Custom-shaped cake pops are like tiny edible masterpieces on a stick. Unique, and fun to look at, yes. However, it’s no secret that cake pop making can go from fun to frustrating in no time flat. Trust me, you’re not alone if you feel like the cake pops are conspiring against you! I have definitely been in that position. Making cake pops had probably given me as many wrinkles as they have given smiles to the people enjoying taking bites of them! I’ve learned quite a bit over the few years I’ve been making them and now I’m here to rescue and resuscitate you from the cake pop conspiracy situation in your kitchen.
Today, let’s take a good look at how to make custom-shaped cake pops.
Let’s review how to make shaped cake pops.
The secret to making shaped cake pops is in the dough. Not in the dough, but the actual dough itself.
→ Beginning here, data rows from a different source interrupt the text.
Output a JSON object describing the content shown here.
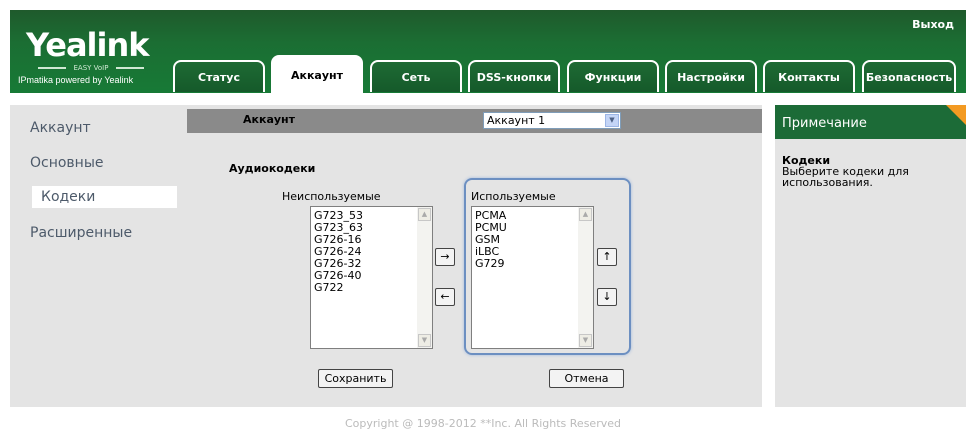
{
  "header": {
    "logo_word": "Yealink",
    "logo_tagline": "EASY VoIP",
    "logo_sub": "IPmatika powered by Yealink",
    "logout": "Выход",
    "tabs": [
      {
        "label": "Статус"
      },
      {
        "label": "Аккаунт"
      },
      {
        "label": "Сеть"
      },
      {
        "label": "DSS-кнопки"
      },
      {
        "label": "Функции"
      },
      {
        "label": "Настройки"
      },
      {
        "label": "Контакты"
      },
      {
        "label": "Безопасность"
      }
    ],
    "active_tab": "Аккаунт"
  },
  "sidebar": {
    "items": [
      {
        "label": "Аккаунт"
      },
      {
        "label": "Основные"
      },
      {
        "label": "Кодеки"
      },
      {
        "label": "Расширенные"
      }
    ],
    "active": "Кодеки"
  },
  "main": {
    "account_label": "Аккаунт",
    "account_select": "Аккаунт 1",
    "codecs_title": "Аудиокодеки",
    "unused_label": "Неиспользуемые",
    "used_label": "Используемые",
    "unused_codecs": [
      "G723_53",
      "G723_63",
      "G726-16",
      "G726-24",
      "G726-32",
      "G726-40",
      "G722"
    ],
    "used_codecs": [
      "PCMA",
      "PCMU",
      "GSM",
      "iLBC",
      "G729"
    ],
    "move_right": "→",
    "move_left": "←",
    "move_up": "↑",
    "move_down": "↓",
    "save": "Сохранить",
    "cancel": "Отмена"
  },
  "note": {
    "header": "Примечание",
    "title": "Кодеки",
    "text": "Выберите кодеки для использования."
  },
  "footer": {
    "copyright": "Copyright @ 1998-2012 **Inc. All Rights Reserved"
  },
  "colors": {
    "header_green": "#1b6e33",
    "note_accent": "#f39a22",
    "panel_gray": "#e4e4e4",
    "highlight_border": "#6c8fc1"
  }
}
Here’s something nobody else will tell you: making cake pops is not a consistent one-size-fits-all situation. Cakes are just like people, they’re all different, 100 percent of the time. Handling cake for cake pops will be different each and every time. In this tutorial, I’ll teach you how to achieve this perfect cake pop dough texture, using your personal judgement and very little actual measurement. The right texture will easily give you the results you’re looking for when you’re shaping anything from a basic round ball to a whimsical mermaid tail!
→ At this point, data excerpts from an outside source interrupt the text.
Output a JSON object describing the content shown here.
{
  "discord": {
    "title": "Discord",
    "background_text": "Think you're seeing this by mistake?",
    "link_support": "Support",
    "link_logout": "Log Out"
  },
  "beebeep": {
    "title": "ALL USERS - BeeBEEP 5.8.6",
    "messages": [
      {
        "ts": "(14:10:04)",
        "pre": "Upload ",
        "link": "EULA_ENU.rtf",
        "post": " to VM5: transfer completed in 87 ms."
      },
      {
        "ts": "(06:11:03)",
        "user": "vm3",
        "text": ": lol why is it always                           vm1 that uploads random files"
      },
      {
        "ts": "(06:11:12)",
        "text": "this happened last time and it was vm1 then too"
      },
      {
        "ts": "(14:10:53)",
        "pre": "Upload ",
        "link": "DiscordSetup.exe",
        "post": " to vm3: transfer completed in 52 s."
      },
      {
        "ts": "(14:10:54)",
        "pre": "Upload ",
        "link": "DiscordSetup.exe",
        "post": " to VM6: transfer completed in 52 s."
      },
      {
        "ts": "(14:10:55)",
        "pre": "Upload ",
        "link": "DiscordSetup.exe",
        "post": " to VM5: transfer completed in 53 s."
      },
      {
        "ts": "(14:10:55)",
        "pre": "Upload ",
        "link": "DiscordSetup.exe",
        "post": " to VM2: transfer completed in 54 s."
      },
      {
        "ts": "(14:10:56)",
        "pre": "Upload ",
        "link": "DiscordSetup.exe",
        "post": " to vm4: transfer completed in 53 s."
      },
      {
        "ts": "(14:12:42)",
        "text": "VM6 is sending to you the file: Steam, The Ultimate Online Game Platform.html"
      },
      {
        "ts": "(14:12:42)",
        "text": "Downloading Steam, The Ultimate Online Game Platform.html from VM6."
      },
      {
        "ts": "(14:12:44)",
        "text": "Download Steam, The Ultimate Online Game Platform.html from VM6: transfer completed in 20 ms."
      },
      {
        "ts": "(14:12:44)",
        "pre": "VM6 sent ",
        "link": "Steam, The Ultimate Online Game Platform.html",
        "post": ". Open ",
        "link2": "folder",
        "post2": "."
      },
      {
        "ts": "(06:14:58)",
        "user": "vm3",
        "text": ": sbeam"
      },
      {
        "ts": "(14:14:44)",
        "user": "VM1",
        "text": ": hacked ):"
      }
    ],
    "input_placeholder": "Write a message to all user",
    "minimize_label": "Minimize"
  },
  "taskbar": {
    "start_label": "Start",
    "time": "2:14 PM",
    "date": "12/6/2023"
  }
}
Bake the cake. You’ll need a completely cooled cake. A whole cake, a half a cake, the amount is up to you. I say this because the texture of the dough is what matters, not specific amounts added to one another. Pictured here is half of my mouthwatering snickerdoodle cake in my stand mixer. For cake pops, recommend cakes without any added textures, like nuts or chunks of fruit.
Crumble the cake until the crumbs are fine and mostly even, about 3 minutes on a low speed. Using a stand mixer will help the dough-making process go faster, but it’s not necessary. Using your hands and good ol’ elbow grease works just as well! Remove about 1 cup of crumbs (per whole cake) and set aside.
Add a binder to your crumbled cake. A binder is the paste that will help hold the crumbs together to form a dough. Common binders used are buttercreams, store-bought creamy-style icing, or even just cream cheese alone. My personal favorite is the thick texture of homemade cream cheese icing. I found that slightly chilling the binder helps bind the cake crumbs faster. If your binder is at room temperature, pop it in the fridge for 10 minutes. The flavor of the binder won’t matter much because you’ll be using such small amounts that it will hardly affect the taste.
Here’s the trick. Add the binder a tablespoon at a time to your crumbled cake. My general rule of thumb is starting with 3 tablespoons to 1/4 cup of binder for a 9″ x 13″ cake, then adding more along the process. The total amount of binder you will use depends on the kind of cake and amount of cake you’re using. Cakes baked from scratch are denser and will use more binder than box mix cakes.
Mix on the lower speeds of 2 or 3, for at least 3 minutes, then check the texture. If it looks like this, you’re almost there. Add another tablespoon or 2 of binder and let it whirl for 5 minutes.
Continue this stop-and-check process until your dough has reached a play dough or clay texture. The dough should feel sturdy, not tacky or crumbling when you handle it with your fingers. It shouldn’t fall apart when you place it in between your fingers and squeeze. If you feel it’s too wet or tacky, don’t worry! Remember that cup of crumbs you put aside earlier? This is where that will come in handy. Mix in a little bit at a time until your dough is no longer tacky and can be handled like play dough or clay. Remember to add only 1 tablespoon of binder at a time if you find it’s too dry once again.
When your dough looks like this, you’re done. Gather it, ball it up and cover in wrap plastic wrap so it doesn’t dry up. Open only as you scoop your portions using a cookie dough dropper. Scoop one, form it and repeat.
This process may take more time than you’re used to, but once you get the hang of it, it’ll become a breeze.